It’s five years now since the publication of Pope Benedict XVI’s encyclical, Caritas in Veritate. The document is dated June 29, 2009 (though it was made public over a week after that). Though we didn’t know it at the time, of course, it proved to be Benedict’s final encyclical letter to the Church.
Here’s an interesting way of looking at this document: it is probably the most significant and lasting contribution to the doctrinal heritage of the Catholic Church to come of Benedict’s pontificate. Considering Benedict(/Ratzinger)’s place in 20th century ecclesial history, that’s saying a lot.
Consider: Benedict published three encyclicals. The previous two – on the virtues of love and hope – are rich, profound, and well worth prayerful reading by all of us. I read ’em both from beginning to end within days of their publication, and gained much from the effort.
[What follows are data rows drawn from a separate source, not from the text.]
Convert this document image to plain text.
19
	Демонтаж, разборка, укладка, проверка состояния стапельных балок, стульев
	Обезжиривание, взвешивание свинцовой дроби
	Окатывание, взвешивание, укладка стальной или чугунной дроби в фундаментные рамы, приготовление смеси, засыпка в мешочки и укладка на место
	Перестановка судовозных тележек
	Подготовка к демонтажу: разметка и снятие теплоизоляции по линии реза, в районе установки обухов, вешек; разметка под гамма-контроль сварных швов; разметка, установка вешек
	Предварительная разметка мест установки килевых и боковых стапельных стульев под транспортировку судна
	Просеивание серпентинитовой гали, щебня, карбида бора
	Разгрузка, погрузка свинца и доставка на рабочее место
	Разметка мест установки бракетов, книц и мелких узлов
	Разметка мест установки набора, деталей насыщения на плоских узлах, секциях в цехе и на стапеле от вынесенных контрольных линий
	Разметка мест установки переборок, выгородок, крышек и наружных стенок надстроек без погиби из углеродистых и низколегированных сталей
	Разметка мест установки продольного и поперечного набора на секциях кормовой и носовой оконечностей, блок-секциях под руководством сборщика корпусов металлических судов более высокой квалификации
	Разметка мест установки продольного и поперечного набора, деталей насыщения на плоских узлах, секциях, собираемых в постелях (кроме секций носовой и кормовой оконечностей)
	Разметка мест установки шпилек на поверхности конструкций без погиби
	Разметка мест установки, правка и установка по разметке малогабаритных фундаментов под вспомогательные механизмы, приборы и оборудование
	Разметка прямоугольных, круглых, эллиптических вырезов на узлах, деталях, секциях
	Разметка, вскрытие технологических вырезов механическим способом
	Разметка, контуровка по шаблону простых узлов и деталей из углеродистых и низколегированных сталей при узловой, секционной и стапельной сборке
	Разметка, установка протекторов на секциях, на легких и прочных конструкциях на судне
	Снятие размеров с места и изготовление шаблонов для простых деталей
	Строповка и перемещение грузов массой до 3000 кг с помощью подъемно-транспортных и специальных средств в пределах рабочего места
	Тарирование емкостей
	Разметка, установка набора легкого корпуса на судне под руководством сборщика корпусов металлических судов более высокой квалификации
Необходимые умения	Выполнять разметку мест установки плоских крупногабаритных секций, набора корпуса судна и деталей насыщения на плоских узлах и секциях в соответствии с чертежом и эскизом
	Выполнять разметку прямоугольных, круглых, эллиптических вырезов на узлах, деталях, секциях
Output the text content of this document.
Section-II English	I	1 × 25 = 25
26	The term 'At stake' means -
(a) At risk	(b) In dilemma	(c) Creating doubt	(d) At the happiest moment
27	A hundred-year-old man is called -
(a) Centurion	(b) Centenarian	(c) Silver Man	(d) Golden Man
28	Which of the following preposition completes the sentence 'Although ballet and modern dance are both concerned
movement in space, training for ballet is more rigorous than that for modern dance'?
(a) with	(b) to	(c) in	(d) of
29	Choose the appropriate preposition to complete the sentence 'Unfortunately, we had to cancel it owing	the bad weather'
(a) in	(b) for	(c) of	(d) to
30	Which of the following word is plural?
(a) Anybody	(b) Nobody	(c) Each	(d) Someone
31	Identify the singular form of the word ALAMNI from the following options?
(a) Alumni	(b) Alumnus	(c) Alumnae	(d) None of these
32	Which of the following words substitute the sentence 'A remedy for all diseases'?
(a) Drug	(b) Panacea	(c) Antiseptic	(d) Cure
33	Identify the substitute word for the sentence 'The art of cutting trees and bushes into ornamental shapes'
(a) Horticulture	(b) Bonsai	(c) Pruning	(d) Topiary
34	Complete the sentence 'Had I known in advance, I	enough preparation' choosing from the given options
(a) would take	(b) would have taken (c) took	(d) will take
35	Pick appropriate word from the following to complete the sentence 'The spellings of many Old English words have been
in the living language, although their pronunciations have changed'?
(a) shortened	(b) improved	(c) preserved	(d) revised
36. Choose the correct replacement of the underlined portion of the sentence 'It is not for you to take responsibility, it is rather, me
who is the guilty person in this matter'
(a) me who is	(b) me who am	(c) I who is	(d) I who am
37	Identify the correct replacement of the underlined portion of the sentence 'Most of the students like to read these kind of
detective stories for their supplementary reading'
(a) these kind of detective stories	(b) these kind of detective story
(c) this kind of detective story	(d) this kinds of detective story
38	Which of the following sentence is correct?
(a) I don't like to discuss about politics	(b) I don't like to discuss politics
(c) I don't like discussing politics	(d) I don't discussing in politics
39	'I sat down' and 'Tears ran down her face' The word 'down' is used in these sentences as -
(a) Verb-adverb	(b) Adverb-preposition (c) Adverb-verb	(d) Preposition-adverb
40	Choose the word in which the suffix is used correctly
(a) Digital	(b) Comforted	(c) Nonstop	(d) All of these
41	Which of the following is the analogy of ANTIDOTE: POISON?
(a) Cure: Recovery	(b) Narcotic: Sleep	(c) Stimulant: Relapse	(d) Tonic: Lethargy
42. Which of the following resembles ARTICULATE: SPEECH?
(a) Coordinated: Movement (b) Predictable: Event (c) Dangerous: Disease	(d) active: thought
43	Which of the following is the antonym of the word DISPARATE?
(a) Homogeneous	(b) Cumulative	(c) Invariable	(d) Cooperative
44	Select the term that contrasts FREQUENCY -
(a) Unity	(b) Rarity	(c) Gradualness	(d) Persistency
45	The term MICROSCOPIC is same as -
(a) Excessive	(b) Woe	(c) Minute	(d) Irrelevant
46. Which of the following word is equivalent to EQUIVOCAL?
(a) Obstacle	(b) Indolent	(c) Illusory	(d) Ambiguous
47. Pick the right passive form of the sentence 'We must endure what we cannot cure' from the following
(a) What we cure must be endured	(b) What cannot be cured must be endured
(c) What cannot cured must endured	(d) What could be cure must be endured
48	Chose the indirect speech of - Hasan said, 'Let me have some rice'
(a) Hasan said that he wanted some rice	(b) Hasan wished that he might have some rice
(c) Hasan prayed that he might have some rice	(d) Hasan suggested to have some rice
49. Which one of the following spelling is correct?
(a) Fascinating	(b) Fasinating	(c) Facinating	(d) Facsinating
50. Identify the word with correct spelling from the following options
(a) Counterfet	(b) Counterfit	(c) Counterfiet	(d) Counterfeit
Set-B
So nothing I say here is intended to denigrate them.
But neither of them offers much that is original or doctrinally consequential. They have a more meditative and devotional character to them than a doctrinal one (though there are doctrinal elements, too, to be sure). And so they are (we might even say unfortunately) unlikely to have much lasting impact. Because of this – though for several positive reasons, too, which we’ll consider in the coming days – the most lasting and consequential encyclical from Benedict, is Caritas in Veritate. It’s the one that will still be referred to a century and more from now.
There is, to be sure, probably one other among Benedict’s documents (though it’s not an encyclical) that has been, from where we now stand, more consequential, and that is, of course, Summorum Pontificum. With it, Benedict made the liturgy as it was celebrated prior to the Vatican II reforms widely available to the Catholic faithful, and some communities have taken advantage of this option. It has certainly impacted ecclesial life to some degree. But it’s my opinion that this impact will be short-lived. It was an unfortunate move on Benedict’s part — Andrea Grillo’s Beyond Pius V, which I translated from its original Italian, makes a good case for this — and I think it will, over time, either be rescinded by another pope or, more likely, quietly dismissed and forgotten. If this is the case – and of course, I could be completely wrong here – that will leave Caritas in Veritate as the most important, lasting, and (hopefully) consequential document of Benedict’s pontificate.
Let’s use the anniversary to have another look. I’ll do that in a series of short posts, offering a few points worth pondering, over the coming days.